— Да, причем в письменном виде, — кивнул Прижогин, закуривая любимые «L&M». — И мне даже не пришлось на него особенно давить.
— Но зачем? Неужели ему так хочется загреметь на нары?
— А что ему делать? Знаешь, что он мне неоднократно повторял? Жить скучно, делать нечего, все вокруг надоело.
— Ну да, — и Ястребов сокрушенно покачал головой, — зато теперь, наконец, почувствовал себя героем, расправившись с одним из врагов русского народа и хулителем его великой истории.
— Примерно так, — согласился следователь. — А героем он, хотя и ненадолго, действительно станет.
— Каким это образом?
— Да ты же о нем и напишешь!
— С чего это вы взяли, любезный Леонид Иванович?
— А то я тебя мало знаю! — усмехнулся Прижогин. — Ну, признайся честно, еще не придумал заголовок для своей будущей статьи?
— Придумал, — не стал упрямиться журналист. — И даже не один. «Ядовитая интерпретация истории» или нет, еще лучше — «Убийственная «хронология». Вот только стоит ли о нем писать? Дурные примеры ой как заразительны!

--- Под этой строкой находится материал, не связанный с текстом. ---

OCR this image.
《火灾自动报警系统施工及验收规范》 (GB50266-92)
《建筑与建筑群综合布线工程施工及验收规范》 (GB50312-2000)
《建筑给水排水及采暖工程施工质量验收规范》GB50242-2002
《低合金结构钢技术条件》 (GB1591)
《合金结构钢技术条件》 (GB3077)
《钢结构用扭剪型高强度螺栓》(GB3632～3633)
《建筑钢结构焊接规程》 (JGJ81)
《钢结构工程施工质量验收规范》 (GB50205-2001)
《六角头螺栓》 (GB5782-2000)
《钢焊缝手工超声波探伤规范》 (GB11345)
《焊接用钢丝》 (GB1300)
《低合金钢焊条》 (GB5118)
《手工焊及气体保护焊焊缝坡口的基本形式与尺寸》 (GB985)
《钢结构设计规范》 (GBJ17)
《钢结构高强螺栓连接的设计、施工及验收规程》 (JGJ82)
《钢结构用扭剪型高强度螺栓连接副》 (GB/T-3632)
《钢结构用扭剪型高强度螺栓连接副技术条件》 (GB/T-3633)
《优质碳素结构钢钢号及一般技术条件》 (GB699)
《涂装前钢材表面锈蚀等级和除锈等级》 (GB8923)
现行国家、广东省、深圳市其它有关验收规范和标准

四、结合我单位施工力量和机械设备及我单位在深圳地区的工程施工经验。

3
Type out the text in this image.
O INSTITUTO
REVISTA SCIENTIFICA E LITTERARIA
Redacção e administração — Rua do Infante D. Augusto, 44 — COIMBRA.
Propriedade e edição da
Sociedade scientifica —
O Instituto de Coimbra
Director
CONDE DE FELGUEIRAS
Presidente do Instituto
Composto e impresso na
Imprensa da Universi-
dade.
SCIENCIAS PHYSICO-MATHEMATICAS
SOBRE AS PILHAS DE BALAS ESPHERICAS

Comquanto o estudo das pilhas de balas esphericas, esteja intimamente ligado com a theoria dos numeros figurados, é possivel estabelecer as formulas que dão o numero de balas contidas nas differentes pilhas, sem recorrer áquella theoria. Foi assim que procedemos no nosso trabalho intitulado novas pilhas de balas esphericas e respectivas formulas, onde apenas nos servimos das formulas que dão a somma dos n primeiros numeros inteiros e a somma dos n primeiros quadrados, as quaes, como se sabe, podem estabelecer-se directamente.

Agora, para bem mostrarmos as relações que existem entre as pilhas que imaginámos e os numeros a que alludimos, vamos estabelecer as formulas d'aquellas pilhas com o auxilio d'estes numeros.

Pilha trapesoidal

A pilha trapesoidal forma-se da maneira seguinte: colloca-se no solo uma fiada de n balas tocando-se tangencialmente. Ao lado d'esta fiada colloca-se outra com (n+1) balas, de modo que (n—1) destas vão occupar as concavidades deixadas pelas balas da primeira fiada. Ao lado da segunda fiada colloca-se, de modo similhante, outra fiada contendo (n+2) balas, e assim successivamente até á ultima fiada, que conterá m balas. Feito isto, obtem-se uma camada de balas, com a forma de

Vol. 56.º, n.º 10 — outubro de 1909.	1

— Ничего, в лагере именно таких вот «героев» «опускают» в первую очередь…
Глава 18. Кольцо сжимается
Весь следующий день Прижогин тоже планировал проработать в своем кабинете. Надо было окончательно оформить дело дворника для передачи его в суд, после чего браться за два остальных, тем более что и там уже маячили определенные перспективы.
Каково же было его изумление, когда, целиком погрузившись в работу с документами, он вдруг услышал, как за дверью его кабинета, в коридоре, послышалась какая-то сдавленная возня, затем приглушенная ругань и глухие звуки ударов.

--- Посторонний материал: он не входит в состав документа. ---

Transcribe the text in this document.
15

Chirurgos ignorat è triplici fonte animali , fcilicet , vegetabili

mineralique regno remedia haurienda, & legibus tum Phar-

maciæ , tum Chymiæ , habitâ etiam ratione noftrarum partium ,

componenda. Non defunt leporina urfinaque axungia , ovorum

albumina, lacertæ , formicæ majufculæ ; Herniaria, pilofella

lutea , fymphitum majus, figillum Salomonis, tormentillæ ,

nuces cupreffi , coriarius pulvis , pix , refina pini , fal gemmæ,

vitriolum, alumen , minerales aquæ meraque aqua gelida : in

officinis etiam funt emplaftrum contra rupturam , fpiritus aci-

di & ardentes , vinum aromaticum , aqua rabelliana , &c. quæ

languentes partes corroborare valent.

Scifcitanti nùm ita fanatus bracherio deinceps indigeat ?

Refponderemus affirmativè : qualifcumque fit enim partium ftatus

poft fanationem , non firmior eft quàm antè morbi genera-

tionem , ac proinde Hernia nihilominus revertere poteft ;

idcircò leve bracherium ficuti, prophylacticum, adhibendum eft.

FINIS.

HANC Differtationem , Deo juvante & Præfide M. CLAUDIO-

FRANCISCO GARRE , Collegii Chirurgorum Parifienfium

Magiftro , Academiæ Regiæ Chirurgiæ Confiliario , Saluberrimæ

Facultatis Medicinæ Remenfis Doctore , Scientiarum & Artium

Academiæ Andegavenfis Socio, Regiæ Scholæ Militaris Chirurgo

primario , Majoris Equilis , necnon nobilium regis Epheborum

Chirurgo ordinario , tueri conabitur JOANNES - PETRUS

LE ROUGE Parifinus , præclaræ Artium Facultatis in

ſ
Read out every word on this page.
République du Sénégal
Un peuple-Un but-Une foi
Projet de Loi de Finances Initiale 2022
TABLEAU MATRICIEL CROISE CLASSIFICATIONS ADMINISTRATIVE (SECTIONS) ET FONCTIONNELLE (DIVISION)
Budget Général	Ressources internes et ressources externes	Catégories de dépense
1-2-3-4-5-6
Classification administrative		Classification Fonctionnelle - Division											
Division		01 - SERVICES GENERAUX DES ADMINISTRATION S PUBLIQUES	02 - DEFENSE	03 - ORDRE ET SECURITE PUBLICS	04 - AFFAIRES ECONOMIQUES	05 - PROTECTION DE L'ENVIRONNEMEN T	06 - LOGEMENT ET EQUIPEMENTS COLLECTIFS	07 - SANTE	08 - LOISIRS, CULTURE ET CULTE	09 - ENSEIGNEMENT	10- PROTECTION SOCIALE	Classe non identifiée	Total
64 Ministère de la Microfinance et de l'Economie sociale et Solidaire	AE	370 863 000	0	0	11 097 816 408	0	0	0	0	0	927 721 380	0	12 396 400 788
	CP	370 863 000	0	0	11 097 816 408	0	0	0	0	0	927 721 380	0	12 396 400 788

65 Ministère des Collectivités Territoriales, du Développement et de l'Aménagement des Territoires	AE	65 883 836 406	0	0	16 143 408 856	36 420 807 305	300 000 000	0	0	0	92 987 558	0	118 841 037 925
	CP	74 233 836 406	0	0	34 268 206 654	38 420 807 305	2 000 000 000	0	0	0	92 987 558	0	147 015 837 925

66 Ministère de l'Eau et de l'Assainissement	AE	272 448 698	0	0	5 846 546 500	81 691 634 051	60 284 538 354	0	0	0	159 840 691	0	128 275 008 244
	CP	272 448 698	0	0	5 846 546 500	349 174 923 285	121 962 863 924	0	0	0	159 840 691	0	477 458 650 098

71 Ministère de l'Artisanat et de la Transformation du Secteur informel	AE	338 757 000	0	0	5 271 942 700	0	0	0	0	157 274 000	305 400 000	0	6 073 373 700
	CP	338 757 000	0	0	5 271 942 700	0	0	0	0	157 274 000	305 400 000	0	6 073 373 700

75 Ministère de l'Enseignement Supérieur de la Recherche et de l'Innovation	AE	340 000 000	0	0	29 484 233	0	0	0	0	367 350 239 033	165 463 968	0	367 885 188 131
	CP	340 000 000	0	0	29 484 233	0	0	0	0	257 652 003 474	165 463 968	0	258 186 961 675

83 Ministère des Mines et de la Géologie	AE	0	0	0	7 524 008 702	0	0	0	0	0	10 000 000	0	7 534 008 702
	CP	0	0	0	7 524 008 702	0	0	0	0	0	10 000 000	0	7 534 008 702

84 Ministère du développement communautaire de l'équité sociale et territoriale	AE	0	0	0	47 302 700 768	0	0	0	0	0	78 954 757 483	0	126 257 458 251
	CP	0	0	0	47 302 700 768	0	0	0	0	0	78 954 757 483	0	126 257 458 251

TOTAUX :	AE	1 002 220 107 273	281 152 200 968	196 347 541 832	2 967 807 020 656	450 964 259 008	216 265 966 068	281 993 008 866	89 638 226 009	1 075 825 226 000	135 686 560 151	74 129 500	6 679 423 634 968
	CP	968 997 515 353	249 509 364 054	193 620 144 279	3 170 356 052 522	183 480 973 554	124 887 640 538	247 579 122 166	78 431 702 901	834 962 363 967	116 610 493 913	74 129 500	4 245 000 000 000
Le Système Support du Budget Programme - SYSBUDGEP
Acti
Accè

Прижогин покачал головой, поднялся с места и направился к двери. С первой попытки открыть ее не удалось, поскольку кто-то навалился на нее снаружи.
— Эй, кто там, что задела? — разозленно окликнул следователь. — Что там происходит?
Ответа не было, если не считать таковым сдавленно-матерное рычание двух мужских голосов. Леонид Иванович с силой приналег плечом на дверь и сумел отжать ее примерно на метр. Этого пространства ему, с его худощавой фигурой, вполне хватило, чтобы выбраться в коридор.
Прямо под его ногами, на полу, яростно катались двое мужчин, причем каждый из них при малейшей возможности пытался ударить другого кулаком в лицо.
— Отставить! — рявкнул следователь. — А ну, встали оба и успокоились!
Однако драка была в самом разгаре, а потому никто не отреагировал. Более того, тот из дерущихся, что был постарше и покрупнее, вдруг ухитрился оседлать своего соперника и, выпрямив спину, занес кулак для удара. Леонид Иванович вовремя перехватил его руку и только теперь с крайним изумлением узнал Филиппа Коновницына.
— Стойте! — снова потребовал он. — Слезьте с него и встаньте.
— Дайте мне ваш пистолет, и я пристрелю этого гада! — прохрипел врач.
В ответ на это его противник, которым оказался телемастер Вадим, привстал и яростно лягнул Коновницына по ноге. Тот вскрикнул от боли, издал воинственный вопль и, в свою очередь, попытался ответить тем же, но Прижогин был начеку и с такой силой оттолкнул врача, что тот едва не упал.
— Прекратите, не то я вызову конвой и посажу обоих в разные камеры!
К счастью, это предупреждение подействовало, заметно охладив пыл обоих драчунов. Теперь они стояли в метре друг от друга, тяжело дыша и обмениваясь ненавидящими взглядами.
— В чем дело? — спросил Прижогин, но так и не дождался ответа. — Ладно, тогда сделаем так. Вам, Филипп Сергеевич, придется немного подождать, а вас, — и он кивнул Вадиму, — я прошу пройти в кабинет.
Но даже этого не удалось сделать. Едва его молодой противник повернулся к нему задом, как врач сделал то, чего от него, при всей его солидности, трудно было ожидать — резко метнулся вперед и с силой впечатал ботинок в задницу соперника. Вадим резко развернулся и снова бросился на врага. Прижогин глухо выругался, но тут в конце коридора показался Петр.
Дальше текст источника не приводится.